I giorni si spegnevano in un cielo piombo, le notti cadevano improvvise.
I giorni si accorciavano, schiacciati tra un'alba grigia e un tramonto precoce, mentre le notti si allungavano, nere e voraci, inghiottendo quel poco di calore che ancora resisteva nella città.
Io ed Elita vivevamo in una bolla sospesa nel tempo.
La casa era diventata il nostro rifugio, il nostro universo, con le pareti che sembravano assorbire ogni rumore esterno, ogni pensiero del mondo al di là di quella porta.
La osservavo. Sempre. Con un desiderio che cresceva giorno dopo giorno, diventando più acuto, più difficile da ignorare.

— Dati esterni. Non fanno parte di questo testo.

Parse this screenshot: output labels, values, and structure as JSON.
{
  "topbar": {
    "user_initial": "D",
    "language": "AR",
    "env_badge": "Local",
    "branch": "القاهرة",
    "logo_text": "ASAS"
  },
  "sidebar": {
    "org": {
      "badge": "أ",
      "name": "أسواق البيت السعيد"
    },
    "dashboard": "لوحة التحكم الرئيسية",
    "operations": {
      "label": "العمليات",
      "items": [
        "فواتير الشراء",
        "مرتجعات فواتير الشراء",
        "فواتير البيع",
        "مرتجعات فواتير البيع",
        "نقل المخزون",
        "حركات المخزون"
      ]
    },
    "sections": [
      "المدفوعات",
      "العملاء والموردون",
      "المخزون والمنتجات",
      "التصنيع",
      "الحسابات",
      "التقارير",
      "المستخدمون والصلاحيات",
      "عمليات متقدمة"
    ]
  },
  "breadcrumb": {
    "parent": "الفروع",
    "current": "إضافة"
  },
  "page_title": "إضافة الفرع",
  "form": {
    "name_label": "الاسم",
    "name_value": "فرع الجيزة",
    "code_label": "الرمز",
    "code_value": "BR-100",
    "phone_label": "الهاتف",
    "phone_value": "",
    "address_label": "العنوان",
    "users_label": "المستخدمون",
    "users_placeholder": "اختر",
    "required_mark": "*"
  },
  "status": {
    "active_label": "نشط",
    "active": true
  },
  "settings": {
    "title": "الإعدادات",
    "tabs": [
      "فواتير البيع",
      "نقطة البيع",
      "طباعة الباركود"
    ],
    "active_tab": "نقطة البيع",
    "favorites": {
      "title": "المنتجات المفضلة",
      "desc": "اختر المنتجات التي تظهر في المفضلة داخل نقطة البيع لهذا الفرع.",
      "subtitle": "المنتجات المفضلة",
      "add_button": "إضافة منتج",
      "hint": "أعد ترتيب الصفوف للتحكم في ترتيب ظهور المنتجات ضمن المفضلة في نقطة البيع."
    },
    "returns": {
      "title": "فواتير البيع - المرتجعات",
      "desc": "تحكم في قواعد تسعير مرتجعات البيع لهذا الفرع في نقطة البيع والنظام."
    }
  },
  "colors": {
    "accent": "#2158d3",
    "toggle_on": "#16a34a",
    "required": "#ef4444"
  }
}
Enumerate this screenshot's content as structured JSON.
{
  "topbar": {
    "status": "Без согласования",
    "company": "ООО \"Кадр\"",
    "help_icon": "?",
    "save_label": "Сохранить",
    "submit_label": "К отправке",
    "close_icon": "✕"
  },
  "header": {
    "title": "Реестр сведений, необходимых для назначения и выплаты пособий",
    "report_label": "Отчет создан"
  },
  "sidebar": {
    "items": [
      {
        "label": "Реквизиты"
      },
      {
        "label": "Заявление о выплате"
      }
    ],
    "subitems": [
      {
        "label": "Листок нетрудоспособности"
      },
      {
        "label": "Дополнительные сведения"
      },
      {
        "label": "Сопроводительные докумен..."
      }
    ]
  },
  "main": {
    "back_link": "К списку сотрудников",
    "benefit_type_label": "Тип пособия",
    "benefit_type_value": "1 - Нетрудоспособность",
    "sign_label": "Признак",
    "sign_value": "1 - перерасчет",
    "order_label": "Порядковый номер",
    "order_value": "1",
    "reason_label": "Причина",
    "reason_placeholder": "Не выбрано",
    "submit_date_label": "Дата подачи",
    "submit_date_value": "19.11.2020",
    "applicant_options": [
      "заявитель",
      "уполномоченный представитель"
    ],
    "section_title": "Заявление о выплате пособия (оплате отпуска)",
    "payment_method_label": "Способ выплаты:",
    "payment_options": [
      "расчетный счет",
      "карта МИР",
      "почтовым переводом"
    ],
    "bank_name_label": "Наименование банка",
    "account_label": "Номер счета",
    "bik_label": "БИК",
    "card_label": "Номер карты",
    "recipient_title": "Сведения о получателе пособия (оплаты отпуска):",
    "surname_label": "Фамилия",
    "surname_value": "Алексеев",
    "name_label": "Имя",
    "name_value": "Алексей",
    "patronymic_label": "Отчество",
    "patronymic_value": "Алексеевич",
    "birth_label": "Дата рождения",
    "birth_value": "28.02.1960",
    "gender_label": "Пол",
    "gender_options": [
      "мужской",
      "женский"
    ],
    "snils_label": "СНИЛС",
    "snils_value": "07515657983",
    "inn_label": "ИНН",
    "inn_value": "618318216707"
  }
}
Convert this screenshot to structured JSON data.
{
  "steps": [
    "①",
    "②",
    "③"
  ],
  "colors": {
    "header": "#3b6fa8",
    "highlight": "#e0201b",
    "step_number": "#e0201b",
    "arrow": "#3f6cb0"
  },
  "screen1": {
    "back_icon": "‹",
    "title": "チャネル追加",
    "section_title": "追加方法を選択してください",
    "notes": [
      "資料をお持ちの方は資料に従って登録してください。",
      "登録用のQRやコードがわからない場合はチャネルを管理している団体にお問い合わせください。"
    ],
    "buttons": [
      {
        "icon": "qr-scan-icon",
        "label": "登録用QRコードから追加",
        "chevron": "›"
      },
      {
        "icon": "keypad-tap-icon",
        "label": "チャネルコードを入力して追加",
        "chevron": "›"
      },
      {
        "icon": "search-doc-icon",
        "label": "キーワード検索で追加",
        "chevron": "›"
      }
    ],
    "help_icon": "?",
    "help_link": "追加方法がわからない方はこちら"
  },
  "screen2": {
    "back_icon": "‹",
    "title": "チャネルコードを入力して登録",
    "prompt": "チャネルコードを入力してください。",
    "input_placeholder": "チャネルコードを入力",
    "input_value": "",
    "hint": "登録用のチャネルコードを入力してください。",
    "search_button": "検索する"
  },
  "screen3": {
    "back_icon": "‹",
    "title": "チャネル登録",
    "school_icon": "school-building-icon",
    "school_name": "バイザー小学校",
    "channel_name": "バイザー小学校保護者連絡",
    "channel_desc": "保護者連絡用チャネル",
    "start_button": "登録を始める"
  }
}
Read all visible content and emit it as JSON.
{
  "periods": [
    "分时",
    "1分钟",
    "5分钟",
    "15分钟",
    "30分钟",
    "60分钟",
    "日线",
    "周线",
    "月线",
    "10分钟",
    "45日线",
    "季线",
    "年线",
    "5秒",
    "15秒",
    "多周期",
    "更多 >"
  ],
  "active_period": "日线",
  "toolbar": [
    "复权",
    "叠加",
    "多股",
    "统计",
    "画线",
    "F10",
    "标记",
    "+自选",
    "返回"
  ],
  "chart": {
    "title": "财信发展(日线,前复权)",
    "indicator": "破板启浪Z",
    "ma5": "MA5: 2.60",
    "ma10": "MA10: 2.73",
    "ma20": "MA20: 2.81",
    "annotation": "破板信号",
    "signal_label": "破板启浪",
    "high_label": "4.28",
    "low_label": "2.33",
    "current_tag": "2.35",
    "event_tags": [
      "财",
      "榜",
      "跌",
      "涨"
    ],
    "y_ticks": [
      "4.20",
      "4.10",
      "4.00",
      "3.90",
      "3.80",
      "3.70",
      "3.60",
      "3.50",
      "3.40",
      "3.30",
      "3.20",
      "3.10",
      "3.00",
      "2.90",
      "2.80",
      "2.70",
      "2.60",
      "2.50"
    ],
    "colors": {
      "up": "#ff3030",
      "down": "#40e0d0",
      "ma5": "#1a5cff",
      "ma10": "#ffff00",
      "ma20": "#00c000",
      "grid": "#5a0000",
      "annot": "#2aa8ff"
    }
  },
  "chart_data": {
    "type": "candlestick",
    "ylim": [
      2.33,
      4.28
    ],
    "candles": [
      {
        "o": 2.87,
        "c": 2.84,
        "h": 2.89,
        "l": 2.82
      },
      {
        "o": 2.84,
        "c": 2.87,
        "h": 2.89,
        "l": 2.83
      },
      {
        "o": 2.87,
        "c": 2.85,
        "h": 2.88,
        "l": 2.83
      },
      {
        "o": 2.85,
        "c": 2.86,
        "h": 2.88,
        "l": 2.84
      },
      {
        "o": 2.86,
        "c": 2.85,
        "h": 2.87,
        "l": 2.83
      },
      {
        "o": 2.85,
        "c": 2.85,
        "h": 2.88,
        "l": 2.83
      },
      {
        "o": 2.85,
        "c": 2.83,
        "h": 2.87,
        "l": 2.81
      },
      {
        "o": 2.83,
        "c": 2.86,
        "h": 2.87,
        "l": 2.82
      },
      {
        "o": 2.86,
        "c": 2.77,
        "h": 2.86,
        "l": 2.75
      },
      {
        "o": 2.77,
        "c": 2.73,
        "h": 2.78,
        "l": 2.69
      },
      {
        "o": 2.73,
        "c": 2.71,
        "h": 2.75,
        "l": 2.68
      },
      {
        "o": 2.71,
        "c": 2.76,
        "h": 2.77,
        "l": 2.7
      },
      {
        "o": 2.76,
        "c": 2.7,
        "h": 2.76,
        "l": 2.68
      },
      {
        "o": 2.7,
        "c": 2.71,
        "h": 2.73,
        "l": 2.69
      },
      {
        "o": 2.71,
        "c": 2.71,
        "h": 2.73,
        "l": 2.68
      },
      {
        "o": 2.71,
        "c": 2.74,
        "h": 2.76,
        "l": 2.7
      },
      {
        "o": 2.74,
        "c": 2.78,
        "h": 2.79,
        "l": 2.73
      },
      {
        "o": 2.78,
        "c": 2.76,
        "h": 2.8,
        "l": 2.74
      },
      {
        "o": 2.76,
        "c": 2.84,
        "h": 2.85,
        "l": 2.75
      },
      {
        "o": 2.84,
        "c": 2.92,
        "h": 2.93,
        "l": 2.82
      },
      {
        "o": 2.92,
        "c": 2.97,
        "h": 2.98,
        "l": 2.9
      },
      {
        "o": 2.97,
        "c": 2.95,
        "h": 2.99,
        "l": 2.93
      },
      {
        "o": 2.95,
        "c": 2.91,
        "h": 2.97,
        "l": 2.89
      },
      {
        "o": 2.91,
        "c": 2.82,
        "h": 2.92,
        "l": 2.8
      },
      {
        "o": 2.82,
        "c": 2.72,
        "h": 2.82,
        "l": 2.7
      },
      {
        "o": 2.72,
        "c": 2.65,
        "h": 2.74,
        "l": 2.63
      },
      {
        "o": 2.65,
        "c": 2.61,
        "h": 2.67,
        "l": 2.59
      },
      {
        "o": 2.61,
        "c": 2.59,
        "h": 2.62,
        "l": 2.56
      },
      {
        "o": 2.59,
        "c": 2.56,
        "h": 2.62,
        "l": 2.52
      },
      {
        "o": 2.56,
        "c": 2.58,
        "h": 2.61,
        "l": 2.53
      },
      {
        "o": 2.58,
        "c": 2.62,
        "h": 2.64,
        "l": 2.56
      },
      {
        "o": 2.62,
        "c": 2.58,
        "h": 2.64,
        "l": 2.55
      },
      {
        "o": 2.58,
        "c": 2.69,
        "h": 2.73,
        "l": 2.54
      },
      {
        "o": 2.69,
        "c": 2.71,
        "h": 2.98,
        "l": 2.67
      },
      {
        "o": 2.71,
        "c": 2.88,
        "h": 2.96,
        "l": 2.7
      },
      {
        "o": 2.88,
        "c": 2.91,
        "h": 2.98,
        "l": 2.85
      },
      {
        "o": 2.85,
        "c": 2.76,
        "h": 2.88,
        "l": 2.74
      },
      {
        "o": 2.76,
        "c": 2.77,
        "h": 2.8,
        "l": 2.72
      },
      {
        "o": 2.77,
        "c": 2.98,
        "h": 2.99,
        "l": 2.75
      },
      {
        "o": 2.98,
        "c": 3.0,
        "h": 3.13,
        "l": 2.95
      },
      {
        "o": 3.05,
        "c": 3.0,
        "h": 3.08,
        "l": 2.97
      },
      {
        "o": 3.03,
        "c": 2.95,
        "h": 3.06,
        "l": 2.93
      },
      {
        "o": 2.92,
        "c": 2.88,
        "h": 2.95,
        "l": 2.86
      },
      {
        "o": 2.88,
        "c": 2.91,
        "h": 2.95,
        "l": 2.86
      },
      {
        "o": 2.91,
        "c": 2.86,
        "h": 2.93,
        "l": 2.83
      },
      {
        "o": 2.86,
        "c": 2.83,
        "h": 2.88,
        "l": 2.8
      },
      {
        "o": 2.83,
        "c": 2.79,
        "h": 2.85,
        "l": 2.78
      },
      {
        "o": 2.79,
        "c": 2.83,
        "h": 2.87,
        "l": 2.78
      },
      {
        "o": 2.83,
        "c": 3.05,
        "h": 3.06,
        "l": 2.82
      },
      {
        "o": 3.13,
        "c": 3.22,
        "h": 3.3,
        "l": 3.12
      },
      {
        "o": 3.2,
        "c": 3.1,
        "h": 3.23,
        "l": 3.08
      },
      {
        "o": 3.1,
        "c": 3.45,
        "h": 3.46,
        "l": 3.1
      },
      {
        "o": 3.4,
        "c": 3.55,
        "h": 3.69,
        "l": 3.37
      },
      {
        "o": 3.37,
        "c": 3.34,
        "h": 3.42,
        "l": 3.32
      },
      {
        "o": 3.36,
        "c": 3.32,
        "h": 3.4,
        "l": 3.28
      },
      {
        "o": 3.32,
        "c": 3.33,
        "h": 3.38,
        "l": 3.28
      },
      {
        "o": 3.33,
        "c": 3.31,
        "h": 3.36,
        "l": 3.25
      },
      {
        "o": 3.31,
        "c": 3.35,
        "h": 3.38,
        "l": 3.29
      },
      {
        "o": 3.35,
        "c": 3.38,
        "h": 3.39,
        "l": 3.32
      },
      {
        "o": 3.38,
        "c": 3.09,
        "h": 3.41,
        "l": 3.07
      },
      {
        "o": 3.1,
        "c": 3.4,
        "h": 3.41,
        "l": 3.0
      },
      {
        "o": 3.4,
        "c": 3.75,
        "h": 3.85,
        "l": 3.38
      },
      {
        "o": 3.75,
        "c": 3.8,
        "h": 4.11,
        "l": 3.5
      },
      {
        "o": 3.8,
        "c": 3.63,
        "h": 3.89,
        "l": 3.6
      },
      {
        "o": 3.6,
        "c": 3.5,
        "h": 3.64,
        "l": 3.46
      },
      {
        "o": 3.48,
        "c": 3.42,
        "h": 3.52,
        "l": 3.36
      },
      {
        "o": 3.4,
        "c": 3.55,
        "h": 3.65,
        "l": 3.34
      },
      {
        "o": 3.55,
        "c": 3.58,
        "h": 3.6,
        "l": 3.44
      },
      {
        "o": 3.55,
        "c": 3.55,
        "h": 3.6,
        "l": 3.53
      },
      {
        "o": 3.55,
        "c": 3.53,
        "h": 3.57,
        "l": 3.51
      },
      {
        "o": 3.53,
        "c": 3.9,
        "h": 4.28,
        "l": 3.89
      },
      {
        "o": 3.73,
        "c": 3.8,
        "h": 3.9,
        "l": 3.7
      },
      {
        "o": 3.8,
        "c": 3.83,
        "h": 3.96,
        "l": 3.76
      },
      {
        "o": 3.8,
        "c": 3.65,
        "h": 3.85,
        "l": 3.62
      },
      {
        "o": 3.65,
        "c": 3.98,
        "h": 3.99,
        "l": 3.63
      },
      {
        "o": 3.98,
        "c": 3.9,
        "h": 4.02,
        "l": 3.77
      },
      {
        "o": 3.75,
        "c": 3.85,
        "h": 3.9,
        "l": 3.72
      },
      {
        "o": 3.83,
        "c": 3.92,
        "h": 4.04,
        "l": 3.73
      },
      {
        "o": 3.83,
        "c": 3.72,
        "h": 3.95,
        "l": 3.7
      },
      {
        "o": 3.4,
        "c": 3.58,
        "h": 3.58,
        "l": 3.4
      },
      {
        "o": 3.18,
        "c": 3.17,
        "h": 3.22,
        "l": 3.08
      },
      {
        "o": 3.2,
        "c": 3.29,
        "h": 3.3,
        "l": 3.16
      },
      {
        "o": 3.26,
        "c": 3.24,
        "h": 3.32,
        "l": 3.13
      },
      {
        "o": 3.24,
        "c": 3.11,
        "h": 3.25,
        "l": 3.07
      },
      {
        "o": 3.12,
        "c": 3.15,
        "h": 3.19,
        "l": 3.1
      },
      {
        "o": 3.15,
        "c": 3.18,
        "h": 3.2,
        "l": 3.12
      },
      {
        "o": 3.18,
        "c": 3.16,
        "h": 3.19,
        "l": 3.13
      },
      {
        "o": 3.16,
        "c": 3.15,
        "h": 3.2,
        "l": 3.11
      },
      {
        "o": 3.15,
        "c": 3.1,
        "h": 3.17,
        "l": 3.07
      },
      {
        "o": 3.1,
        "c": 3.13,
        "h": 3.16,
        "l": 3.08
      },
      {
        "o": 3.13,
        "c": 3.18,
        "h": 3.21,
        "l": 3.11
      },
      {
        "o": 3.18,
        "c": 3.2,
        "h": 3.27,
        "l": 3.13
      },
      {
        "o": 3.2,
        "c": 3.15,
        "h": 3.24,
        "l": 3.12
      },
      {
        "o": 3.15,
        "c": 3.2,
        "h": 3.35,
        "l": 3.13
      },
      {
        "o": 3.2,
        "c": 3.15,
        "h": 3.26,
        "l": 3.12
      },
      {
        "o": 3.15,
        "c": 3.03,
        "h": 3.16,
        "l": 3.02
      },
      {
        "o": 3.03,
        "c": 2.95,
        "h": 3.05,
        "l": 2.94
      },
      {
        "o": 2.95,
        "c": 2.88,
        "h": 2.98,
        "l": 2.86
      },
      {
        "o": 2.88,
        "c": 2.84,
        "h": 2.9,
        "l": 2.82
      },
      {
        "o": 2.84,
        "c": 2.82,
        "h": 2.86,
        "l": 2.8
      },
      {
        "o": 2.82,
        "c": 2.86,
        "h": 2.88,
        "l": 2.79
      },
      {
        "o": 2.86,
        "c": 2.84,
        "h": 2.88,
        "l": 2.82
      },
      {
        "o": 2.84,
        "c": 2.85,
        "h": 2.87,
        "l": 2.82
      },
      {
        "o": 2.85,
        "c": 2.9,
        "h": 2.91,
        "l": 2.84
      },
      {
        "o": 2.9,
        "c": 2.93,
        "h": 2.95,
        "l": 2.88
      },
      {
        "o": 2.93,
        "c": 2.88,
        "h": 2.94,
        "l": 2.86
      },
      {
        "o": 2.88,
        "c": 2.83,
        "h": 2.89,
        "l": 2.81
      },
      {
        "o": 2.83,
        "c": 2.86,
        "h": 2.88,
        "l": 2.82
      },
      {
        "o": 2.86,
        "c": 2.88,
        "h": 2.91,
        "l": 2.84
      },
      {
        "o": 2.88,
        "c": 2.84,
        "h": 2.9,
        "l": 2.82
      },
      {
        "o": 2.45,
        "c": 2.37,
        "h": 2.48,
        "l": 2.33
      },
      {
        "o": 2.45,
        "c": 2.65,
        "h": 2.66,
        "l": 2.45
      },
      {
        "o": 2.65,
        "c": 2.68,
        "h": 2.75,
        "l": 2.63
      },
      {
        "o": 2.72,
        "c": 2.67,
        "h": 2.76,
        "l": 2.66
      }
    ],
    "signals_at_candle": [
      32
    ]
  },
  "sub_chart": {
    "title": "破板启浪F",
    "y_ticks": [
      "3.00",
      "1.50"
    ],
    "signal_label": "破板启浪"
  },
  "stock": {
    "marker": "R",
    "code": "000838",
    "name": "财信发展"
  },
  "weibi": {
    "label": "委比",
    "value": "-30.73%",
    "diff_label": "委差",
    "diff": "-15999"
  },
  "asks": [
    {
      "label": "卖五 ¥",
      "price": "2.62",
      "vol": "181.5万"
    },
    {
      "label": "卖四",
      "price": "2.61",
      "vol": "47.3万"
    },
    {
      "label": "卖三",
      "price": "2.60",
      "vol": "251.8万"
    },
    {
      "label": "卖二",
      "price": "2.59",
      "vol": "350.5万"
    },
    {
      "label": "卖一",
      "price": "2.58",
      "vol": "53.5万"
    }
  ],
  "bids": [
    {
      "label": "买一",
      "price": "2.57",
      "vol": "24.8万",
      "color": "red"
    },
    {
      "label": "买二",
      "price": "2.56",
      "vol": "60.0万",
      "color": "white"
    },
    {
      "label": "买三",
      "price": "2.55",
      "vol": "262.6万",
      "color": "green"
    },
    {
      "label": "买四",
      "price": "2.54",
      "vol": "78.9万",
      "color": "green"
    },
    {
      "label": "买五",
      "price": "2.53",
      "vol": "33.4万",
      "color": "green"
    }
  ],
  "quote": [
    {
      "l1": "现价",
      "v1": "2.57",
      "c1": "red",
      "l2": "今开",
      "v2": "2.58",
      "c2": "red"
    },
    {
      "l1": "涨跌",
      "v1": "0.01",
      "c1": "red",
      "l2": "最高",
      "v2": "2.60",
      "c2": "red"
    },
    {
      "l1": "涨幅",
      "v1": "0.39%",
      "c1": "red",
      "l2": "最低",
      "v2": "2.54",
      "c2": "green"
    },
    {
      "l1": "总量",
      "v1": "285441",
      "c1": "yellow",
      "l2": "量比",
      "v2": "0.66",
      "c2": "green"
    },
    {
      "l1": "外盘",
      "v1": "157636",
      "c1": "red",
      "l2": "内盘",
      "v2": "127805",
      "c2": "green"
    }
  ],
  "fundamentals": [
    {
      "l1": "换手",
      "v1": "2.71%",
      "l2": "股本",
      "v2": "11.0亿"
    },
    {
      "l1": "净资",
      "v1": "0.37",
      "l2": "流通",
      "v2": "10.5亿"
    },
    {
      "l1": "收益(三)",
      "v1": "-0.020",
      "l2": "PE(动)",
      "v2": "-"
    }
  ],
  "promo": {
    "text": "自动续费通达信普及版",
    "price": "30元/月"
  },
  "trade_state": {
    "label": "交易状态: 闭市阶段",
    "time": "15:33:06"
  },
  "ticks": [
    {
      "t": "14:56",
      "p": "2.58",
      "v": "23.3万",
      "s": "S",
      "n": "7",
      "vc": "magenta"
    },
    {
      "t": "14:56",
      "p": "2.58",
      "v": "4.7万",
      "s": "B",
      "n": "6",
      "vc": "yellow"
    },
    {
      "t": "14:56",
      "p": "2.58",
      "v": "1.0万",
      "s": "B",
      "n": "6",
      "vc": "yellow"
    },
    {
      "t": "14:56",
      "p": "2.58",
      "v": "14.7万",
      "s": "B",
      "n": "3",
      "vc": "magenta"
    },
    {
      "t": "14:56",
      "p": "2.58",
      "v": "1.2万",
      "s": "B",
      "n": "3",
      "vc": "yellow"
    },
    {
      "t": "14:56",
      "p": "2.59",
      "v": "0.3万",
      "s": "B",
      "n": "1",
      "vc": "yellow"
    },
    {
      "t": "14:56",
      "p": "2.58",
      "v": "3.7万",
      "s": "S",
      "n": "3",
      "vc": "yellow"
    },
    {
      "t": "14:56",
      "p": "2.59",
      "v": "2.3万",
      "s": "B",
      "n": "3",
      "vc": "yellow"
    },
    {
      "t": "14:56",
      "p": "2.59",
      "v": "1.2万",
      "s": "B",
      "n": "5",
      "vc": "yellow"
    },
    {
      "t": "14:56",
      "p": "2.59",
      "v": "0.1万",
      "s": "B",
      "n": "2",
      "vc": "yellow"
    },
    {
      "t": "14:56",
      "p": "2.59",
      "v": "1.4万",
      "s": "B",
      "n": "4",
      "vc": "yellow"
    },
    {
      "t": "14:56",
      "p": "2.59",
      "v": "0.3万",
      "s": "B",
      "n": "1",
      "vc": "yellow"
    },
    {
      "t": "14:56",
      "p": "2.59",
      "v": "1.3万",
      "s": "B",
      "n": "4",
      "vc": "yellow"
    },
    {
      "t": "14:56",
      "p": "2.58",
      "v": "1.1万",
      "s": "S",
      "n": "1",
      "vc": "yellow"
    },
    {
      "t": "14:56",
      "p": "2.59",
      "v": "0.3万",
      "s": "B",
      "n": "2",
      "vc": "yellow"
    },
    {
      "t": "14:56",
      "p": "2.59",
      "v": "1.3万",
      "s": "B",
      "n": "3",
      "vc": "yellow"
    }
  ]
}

La guardavo mentre beveva il tè, le labbra che sfioravano il bordo della tazza. Mentre si avvolgeva nella coperta di lana, i capelli scuri che le ricadevano sulle spalle come un manto. Mentre dormiva, il respiro così leggero da sembrare inesistente.
Era fragile, Elita. Sembrava fatta di ghiaccio, di qualcosa che poteva spezzarsi. Eppure, sotto quella fragilità, di insondabile, che mi attirava.
Una sera, stavamo seduti sul divano, le luci spente, il riverbero della televisione che proiettava ombre mute sulle pareti.
Un film degli anni '90 parlava a bassa voce, dialoghi consunti che nessuno dei due ascoltava davvero.
Sentivo il calore del corpo di Elita accanto al mio, quel lieve profumo di ferro e vaniglia che ormai avevo associato solo a lei. Poi, all'improvviso, lei si voltò.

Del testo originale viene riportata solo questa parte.